The plaintiff protested that his account was ample to cover this check, but, when informed that the hank’s rules required its clients to give a new check before receiving the old check, he complied with the alleged rules. I do not think that this was a waiver of the neglect of the bank that could bar the plaintiff’s right of action. Section 180 of the negotiable Instruments Law provides that notice of dishonor may be. *303waived, even after the omission to give due notice, and the waiver may be implied. It appears to me that this section was meant to cover all cases where the notice of dishonor was a condition precedent to a recovery, but not a case where the failure to give notice of dishonor has become the basis of an affirmative right of action for neglect. In such a case, the waiver of the neglect would amount to a release of a cause of action already complete; and I think no acts can have such a result, unless they constitute an accord and satisfaction. If the bank, as a purchaser of the check, were attempting to hold the plaintiff as a prior party, then the bank might, perhaps, claim that its failure to give notice of dishonor could be waived, as the prompt notice would then be simply a condition precedent to a recovery upon its part which, like other conditions, may properly be waived; but the plaintiff here is suing to recover for the neglect of the bank, a neglect which he had not waived before its commission and had not released after its commission. It is true that, if the act of the plaintiff did amount to a waiver of the notice of dishonor, even as a condition precedent to a recovery by the defendant, the plaintiff should not be allowed to recover here; because the defendant would then have a right of action against the plaintiff as a prior holder, and there would be simply a circuity of action.
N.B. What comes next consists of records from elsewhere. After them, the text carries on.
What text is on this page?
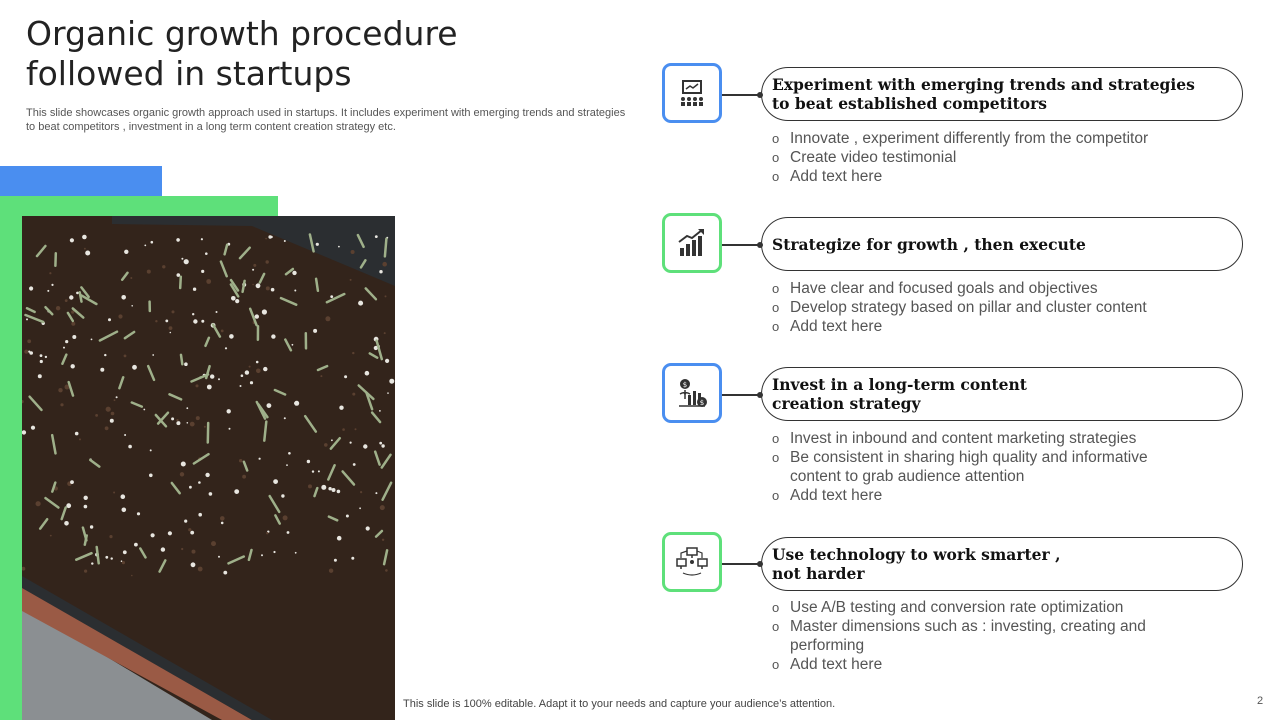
Organic growth procedure followed in startups
This slide showcases organic growth approach used in startups. It includes experiment with emerging trends and strategies to beat competitors , investment in a long term content creation strategy etc.
Experiment with emerging trends and strategies
to beat established competitors
o Innovate , experiment differently from the competitor
o Create video testimonial
o Add text here
Strategize for growth , then execute
o Have clear and focused goals and objectives
o Develop strategy based on pillar and cluster content
o Add text here
$
$
Invest in a long-term content
creation strategy
o Invest in inbound and content marketing strategies
o Be consistent in sharing high quality and informative content to grab audience attention
o Add text here
Use technology to work smarter ,
not harder
o Use A/B testing and conversion rate optimization
o Master dimensions such as : investing, creating and performing
o Add text here
This slide is 100% editable. Adapt it to your needs and capture your audience’s attention.	2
Such a waiver must be clearly established and will not be inferred from doubtful or equivocal acts or language. Ross v. Hurd, 71 N. Y. 14, 18. In this case, it appears to me that the acts and language of the plaintiff showed only an intention to wipe out the previous credit by the bank of the amount of the check to his account. They should be given no other force, and the plaintiff should be allowed to recover damages for the uncontradicted neglect of the defendant.
The judgment should be affirmed, with costs.
Judgment reversed and new trial ordered, with costs to appellant to abide event.